Фиброзно-мышечная дисплазия (ФМД) - это заболевание неизвестной этиологии, определяется как утолщение артериальной стенки от фиброза и мышечной гиперплазии, в результате возникает мультифокальный стеноз артерий. Он был впервые описан в 1938 году Leadbetter и Burkland
Первоначально было описано сужение почечной артерии от ФМД, связанной с вазоренальной гипертензией. Почечные артерии поражаются наиболее часто, поэтому на них приходится до 80% всех случаев. Внутренняя сонная артерия является следующей наиболее часто поражаемым сосудом (впервые описано Connett и Lansche в 1965 году). ФМД встречается в 1% всех каротидных ангиограмм. Женщины более часто поражаются в соотношении 3:1. Болезнь включает в себя средние и мелких артерии, однако, она была описана практически в каждом сосуде. Почечные и сонные артерии одномоментно страдают у 30% пациентов, а позвоночные артерии страдают до 10% у пациентов с каротидной ФМД. Фиброзно-мышечная дисплазия, как правило, клинически представлена в третьем-шестом десятке лет. Клиническая картина зависит от пораженного сосуда, и она похожа на атеросклероз сосудов. поскольку стеноз буде причиной острой или хронической ишемии, или дистальной эмболизации.

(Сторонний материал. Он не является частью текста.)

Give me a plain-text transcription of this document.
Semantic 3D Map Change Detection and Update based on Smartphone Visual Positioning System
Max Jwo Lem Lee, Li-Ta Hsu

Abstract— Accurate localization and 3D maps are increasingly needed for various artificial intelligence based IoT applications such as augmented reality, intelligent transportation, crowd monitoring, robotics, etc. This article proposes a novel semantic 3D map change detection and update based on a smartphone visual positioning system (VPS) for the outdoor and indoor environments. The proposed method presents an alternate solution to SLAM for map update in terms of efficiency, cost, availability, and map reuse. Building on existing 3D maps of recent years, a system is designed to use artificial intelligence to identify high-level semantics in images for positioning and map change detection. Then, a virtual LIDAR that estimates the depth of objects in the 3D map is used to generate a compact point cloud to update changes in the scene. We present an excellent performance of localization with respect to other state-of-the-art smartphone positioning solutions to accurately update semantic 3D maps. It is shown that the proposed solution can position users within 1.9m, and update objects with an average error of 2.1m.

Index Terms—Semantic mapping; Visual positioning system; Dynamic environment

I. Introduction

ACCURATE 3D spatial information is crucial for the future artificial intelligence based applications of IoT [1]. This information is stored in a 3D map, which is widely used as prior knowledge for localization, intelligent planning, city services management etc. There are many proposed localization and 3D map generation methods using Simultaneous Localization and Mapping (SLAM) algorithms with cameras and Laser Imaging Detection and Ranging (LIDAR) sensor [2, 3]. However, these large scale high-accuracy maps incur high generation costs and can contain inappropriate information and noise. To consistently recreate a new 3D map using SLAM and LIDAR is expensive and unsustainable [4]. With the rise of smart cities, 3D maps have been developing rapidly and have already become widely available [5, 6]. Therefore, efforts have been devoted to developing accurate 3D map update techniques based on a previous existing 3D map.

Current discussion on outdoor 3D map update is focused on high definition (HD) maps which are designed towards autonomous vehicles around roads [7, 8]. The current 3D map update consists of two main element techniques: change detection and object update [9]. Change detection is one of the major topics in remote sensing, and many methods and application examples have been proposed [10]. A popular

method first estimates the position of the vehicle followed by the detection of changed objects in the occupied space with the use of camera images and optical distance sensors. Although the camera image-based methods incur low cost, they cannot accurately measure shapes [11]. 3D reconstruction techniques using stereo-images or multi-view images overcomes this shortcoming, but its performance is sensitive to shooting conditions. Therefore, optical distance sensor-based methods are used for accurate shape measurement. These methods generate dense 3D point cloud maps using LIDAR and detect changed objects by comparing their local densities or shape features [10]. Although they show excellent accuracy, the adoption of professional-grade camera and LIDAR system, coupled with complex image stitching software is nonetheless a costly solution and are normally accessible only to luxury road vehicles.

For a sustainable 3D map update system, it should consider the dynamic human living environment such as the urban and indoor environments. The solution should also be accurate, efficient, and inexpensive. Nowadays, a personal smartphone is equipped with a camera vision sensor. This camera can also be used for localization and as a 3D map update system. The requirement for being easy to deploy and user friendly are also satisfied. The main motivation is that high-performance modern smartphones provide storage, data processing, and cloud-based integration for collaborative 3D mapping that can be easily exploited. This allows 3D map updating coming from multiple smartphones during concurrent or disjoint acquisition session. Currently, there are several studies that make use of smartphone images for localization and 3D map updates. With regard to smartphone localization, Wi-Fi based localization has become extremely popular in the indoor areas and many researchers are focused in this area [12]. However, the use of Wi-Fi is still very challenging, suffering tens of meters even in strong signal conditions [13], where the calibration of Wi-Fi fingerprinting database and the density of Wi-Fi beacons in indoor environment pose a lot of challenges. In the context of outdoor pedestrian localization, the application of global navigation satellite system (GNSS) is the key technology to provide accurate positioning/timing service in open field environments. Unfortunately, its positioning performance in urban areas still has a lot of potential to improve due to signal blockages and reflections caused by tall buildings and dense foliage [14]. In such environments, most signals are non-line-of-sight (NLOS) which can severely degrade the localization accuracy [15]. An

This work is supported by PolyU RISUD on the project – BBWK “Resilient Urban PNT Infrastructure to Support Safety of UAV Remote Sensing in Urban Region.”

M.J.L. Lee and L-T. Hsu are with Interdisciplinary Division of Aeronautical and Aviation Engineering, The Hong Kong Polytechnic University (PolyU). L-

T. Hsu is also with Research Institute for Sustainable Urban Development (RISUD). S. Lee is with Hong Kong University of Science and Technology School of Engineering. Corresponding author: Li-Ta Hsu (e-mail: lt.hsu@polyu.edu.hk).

Фиброзно-мышечная дисплазия может иметь двусторонний характер, но в отличие от атеросклероза, проявляется, как правило, не в стенозах устьев и она не влияет на бифуркации артерий, поскольку возникает в более дистальных отделах. Классические ангиографическая и ультразвуковая картина представляет собой «нитку из бисера». Теперь точно известно и признано, что при данной патологии существует три вида:
- Тип I (80%) - серии стенозов чередуются с участками дилатации. На гистологии это, как правило, находят медиальную фиброплазию.
- Тип II (15%) - единичный или мультифокальный тубулярный стеноз. Обычно это вызвано фибропалзией интимы. Этот тип более вероятно может привести к диссекции или окклюзии сосуда.
- Тип III (5%) - одна стенка артерии подвержена истончению, что может привести к формированию истинной мешотчатой аневризмы
Картина болезни. Что обычно происходит из-за атипичной фиброзно-мышечной дисплазии
Девяносто процентов ФМД наблюдается у женщин. Оно обычно включает в себя дистальную треть почечной артерии, проходящей в сегментарные ветви. ФМД почечных сосудов является одной из причин гипертензии вследствие стеноза и снижения почечной перфузии. Почки производит повышенные уровни ренина и ангиотензина, что приводит к повышению системного артериального давления и нормализации почечного кровотока.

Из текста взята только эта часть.